Il s'agit pour ceux qui le pratiquent soit d'une ignorance coupable sur l'état actuel de la médecine,

soit d'une chimère. D'énormes progrès ont été fait pour maîtriser la douleur et les autres symptômes

de fin de vie. Il faut que tous puissent en bénéficier. Améliorons la formation des professionnels,

encourageons le bénévolat d'accompagnement. Mais disons clairement que croire que supprimer le mourant

supprimerait la souffrance ressentie par ceux qui perdent un être qu'ils aiment est une illusion dangereuse.

Personne ne saurait prétendre remédier à cette épreuve tragique. Au contraire, nous savons que les

pratiques d'injections létales compliquent le travail de deuil.

3° La question dite de l'euthanasie apparaît dans les faits comme celle du suicide légalement assisté.

Il s'agirait de donner le droit à chaque individu d'exiger de la société qu'elle mette en oeuvre son suicide.

Un point important est à souligner : tuer ne nécessite aucune compétence médicale et ne peut en aucun cas

s'inscrire dans un acte de soins. Si notre société décidait collectivement un tel virage, il faudrait trouver

d'autres « exécuteurs» que les professionnels de santé. Il faudrait aussi dessiner le contour du droit au

suicide : pour la jeune fille frappée d’un chagrin d’amour ? Pour le grand mélancolique despéré de la vie ?

Pour le mari éploré par la mort de son épouse ? pour le vieillard cacochyme dont la famille lui fait ressentir

quel poids il est pour eux ? A qui demanderait-on d’arbitrer parmi les candidats au suicide légalement assisté

entre ceux qui peuvent y pr&étendre et ceux qui en seraient exclus ? Si le suicide est (et doit rester) une liberté

individuelle il n’est pas possible d’en faire un droit opposable.
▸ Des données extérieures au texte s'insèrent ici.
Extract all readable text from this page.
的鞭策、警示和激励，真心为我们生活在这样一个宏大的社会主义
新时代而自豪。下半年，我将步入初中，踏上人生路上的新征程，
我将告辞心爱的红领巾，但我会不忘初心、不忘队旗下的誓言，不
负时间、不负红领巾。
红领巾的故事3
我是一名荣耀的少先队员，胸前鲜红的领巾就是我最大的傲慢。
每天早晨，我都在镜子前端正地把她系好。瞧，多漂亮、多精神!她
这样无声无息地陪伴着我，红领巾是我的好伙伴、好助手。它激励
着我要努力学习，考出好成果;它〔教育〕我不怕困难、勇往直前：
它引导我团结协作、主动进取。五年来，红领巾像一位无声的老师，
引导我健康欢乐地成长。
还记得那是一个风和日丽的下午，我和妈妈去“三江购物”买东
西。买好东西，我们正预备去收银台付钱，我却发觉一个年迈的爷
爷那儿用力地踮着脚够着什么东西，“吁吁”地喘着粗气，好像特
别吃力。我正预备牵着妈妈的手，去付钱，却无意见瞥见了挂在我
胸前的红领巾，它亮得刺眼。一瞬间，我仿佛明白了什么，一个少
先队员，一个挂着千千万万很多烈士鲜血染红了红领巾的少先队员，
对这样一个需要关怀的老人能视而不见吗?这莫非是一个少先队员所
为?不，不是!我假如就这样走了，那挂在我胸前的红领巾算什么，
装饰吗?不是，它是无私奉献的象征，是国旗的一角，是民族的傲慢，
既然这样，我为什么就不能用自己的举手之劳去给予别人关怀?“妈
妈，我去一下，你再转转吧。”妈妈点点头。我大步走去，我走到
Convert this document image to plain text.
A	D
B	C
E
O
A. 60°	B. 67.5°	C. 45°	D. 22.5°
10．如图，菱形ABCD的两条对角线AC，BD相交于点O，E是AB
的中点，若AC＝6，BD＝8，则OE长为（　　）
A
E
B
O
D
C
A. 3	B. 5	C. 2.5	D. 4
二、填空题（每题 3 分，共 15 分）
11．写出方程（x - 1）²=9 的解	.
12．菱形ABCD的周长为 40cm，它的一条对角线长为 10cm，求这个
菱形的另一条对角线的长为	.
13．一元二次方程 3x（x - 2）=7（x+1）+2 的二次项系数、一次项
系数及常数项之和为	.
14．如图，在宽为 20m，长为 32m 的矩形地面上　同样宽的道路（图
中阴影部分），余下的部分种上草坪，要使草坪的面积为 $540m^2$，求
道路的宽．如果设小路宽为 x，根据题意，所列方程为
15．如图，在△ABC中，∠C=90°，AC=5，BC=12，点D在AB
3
La voie d’une “légalisation de l’euthansie” est bien sans issue. Comme l’a redit avec justesse la commission Léonetti

la seule voie raisonnable pour notre société est celle du renforcement des droits des patients en fin de vie et de leur

accompagnement, voie justement tracée par la loi d’avril 2005, dans un rare consensus politique.